最初こそ,TOEICの会員IDでもってログインする必要がありますが,今やTOEICは試験を受けるのにもID発行が必須なので,特にやり方がわからないなどはないでしょう。
パスワードを忘れてしまっても,登録したメールアドレスさえわかればすぐに再発行できます。
なので,アプリの説明に戻りますが,メニューは全部で3つです↓
例によって1つずつ,内容と使い方をみていきましょう!
HOME
HOMEはアプリを開いたときの画面になりますが,利用できる教材が表示される宣伝用ページです。
各教材の収録内容と,どのような学習が可能になるかを簡単にチェックできます↓
購入するだけでなく,サンプルを見ることもできた他,必要に応じてリンクも張ってあるため,詳細を別ページで確認することも可能です。
シリーズによっては割引があるものもあり,今後,より多くの商品でセールが行われるかもしれません。
学習記録
続いて学習記録の方で何ができるかと言うと,上で購入した模試を解いた際の正答率(模試モードの結果)が記録され,パート別に表示されてきます。

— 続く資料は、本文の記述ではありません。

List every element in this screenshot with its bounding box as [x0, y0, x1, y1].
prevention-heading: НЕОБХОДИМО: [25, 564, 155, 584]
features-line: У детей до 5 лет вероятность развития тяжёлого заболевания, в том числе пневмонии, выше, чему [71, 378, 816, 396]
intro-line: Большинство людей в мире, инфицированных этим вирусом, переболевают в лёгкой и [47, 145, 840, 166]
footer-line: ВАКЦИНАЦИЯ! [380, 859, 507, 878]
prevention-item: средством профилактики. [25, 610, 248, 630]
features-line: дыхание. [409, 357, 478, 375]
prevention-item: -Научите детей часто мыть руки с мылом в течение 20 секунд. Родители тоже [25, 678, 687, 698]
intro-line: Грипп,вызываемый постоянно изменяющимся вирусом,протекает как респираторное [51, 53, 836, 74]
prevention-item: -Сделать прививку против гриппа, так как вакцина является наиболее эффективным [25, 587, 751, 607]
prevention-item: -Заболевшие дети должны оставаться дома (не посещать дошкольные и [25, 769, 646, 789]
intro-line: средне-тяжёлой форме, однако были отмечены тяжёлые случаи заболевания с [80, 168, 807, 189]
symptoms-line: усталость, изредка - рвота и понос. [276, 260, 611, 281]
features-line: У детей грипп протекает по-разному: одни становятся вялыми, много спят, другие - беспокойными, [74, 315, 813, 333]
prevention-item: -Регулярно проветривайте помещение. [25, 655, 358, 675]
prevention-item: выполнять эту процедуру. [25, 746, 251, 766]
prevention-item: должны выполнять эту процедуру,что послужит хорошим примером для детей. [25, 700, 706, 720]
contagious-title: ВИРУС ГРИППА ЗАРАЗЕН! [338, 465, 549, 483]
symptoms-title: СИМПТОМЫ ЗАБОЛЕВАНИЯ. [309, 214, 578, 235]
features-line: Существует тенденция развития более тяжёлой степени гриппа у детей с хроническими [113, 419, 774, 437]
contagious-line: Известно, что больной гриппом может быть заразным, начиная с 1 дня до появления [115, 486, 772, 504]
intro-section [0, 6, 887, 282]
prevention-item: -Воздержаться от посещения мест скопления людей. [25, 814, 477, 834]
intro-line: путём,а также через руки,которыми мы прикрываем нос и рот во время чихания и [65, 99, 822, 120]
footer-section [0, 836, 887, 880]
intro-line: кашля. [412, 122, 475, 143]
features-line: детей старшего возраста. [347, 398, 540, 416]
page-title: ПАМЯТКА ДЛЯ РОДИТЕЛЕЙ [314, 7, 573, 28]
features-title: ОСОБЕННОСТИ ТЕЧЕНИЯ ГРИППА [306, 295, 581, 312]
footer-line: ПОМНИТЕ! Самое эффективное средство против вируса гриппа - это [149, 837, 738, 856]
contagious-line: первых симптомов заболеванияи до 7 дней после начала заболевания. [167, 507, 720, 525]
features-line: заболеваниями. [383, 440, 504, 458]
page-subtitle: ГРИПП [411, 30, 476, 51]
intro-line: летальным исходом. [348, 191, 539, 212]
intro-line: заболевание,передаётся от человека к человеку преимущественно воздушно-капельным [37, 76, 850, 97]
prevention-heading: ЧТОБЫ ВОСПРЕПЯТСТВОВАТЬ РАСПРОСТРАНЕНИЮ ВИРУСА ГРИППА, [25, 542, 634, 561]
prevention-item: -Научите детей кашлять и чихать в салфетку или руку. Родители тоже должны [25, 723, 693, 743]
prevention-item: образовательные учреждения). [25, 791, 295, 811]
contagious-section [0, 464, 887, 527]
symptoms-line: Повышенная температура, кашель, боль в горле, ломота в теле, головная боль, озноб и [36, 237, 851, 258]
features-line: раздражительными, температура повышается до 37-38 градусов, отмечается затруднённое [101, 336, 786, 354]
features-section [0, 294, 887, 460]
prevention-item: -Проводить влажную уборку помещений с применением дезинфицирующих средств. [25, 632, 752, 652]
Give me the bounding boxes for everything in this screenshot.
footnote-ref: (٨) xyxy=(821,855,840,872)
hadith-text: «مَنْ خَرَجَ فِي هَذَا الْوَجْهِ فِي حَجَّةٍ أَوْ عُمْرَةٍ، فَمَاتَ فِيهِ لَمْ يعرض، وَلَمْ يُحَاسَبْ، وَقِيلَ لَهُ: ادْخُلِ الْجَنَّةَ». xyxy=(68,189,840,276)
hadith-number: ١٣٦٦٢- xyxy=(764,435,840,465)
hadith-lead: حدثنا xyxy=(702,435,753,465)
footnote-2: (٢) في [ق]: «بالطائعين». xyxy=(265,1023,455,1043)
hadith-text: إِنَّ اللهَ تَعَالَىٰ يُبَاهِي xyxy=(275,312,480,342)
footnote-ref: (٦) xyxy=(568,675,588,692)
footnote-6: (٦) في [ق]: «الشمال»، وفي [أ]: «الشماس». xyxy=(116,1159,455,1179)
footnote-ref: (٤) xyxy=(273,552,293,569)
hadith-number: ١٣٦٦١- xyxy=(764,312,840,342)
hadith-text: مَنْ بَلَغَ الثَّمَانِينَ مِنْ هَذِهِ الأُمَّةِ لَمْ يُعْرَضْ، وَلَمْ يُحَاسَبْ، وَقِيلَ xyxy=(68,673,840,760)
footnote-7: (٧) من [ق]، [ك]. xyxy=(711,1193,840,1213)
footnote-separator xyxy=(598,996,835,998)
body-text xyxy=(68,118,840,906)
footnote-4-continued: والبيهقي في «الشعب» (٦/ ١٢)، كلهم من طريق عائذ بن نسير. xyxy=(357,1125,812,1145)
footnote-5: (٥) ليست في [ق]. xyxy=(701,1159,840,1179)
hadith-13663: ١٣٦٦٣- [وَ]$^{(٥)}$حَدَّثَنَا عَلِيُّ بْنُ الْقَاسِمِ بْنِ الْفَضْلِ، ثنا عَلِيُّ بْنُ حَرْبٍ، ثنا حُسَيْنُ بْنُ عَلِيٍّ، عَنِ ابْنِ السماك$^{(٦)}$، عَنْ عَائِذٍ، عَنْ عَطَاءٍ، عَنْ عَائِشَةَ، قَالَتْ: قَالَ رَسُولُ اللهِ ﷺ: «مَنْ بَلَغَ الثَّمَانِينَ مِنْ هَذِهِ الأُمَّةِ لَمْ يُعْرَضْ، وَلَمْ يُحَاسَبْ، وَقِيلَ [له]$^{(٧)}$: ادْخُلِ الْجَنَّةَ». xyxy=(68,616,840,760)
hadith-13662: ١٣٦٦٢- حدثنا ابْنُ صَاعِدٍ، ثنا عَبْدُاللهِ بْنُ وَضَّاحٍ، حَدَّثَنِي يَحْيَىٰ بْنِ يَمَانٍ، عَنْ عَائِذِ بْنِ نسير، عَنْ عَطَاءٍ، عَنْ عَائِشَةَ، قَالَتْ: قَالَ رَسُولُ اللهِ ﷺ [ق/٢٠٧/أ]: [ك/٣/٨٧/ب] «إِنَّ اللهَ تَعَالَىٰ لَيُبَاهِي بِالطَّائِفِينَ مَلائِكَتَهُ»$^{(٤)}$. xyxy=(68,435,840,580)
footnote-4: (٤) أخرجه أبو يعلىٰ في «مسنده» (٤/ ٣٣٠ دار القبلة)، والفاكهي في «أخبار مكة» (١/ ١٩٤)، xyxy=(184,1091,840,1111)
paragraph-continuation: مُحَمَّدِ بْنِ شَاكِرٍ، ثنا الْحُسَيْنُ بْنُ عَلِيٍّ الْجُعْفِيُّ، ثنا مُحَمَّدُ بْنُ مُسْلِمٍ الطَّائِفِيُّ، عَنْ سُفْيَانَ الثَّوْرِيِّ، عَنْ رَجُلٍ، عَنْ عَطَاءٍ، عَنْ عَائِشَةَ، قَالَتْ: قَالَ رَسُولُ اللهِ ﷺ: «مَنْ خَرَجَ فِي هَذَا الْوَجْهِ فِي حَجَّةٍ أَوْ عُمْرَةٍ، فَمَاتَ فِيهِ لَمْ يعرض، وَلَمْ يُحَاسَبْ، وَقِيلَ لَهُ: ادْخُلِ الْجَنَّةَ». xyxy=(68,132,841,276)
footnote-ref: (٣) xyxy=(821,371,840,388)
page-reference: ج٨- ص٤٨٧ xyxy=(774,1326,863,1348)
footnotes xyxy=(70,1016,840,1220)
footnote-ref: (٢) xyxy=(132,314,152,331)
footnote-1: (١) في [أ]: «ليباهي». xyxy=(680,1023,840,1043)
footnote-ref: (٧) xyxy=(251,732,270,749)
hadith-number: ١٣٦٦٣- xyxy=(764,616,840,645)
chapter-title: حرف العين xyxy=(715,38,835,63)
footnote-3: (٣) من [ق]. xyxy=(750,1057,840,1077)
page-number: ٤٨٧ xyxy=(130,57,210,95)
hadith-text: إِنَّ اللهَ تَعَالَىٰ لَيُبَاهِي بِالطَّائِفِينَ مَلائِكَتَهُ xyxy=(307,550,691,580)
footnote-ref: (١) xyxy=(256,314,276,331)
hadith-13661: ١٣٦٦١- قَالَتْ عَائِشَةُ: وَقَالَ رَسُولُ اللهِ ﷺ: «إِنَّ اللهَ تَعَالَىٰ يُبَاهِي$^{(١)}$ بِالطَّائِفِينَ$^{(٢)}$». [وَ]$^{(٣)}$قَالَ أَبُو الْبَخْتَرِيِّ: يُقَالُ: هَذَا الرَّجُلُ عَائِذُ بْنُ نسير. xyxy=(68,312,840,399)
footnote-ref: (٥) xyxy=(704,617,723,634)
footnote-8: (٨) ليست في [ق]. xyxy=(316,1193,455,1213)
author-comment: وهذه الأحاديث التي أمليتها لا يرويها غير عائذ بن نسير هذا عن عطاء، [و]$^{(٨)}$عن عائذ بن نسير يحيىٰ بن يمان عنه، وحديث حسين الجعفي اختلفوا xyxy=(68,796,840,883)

苦手部分が一目でわかる他,間違った問題だけを選択的に復習できる機能が搭載されているところが有用です。
音源ライブラリー
最も使用頻度が高いのが,この音源ライブラリーだと思います。
これは全部の公式教材をカバーしていて,音源が自由にダウンロードでき,購入していない書籍であっても可能です。
公式教材は全部で30冊程度しかないわけですから,難なく目的の書籍が見つけられるように思います。
お目当てのものが見つかったら,右にあるボタンを押してダウンロード開始してください↓

教材
教材のところでは,これまでに購入したデジタル教材が表示されてきます。
なお,すでに紙の公式問題集を購入したからといって,無料でアプリ版が利用できたり安く買えたりすることはありません。
普通に同額を支払うことになります。
しかし,アプリならではの機能が搭載されており,模試モードと学習モードが例に挙げられますが,前者ではタイマーが発動し,本番と同じ制限時間で解くことができるようになる他,後者は問題やパートごとに自由に解き進めることができ,その都度解答を確認することが可能です。
加えて,アプリ内で教材を購入すると,特典として「必須の200語」と呼ばれる単語帳が付いてくるので,単語帳を1冊も持っていない方にとっては朗報でしょう。

まとめ
以上,IIBCが開発したTOEIC公式アプリの使い方を中心にみてきました。
前半で紹介した「公式コンテンツ」の方はTOEICの中上級者にとってあまり必要ない内容ではあったものの,初心者には十分な利用価値があり,「エピソード」を中心に学習することで,短期間であってもどっぷりとTOEICの世界に漬かることができ,英語の基礎学力を高めることができるでしょう。
その他,語学における基本的な態度めいたものも,業界の著名人による勉強法の記事などから学び取ることができるはずです。
後半にみてきた「TOEIC公式教材アプリ」の方はといえば,市販の公式教材をスマホ上で使えるようにするためのもので,外での学習時間が多い方には有用でしょう。
公式教材の音源はすべてのものが無料で利用でき,有料で追加できるものには公式問題集シリーズとサクッとシリーズの2種類がありました。
公式問題集のアプリを模試モードで使った際は,学習記録の復習機能も利用して,効率的に学習を進めてください。
音源ライブラリでは,購入予定がある教材の音源を予め確認してみるといった使い方もできるでしょう。
公式コンテンツのアプリを開いて毎日数分間でも英語を聴き,自身のリスニング力を鍛えておくことは特に重要で,TOEICの最新情報を得る目的だけでも本アプリを入れる価値はあり,スマホの壁紙配布やキャンペーンはやる気のアップにも繋がるはずです。
最後までお読みいただきありがとうございました。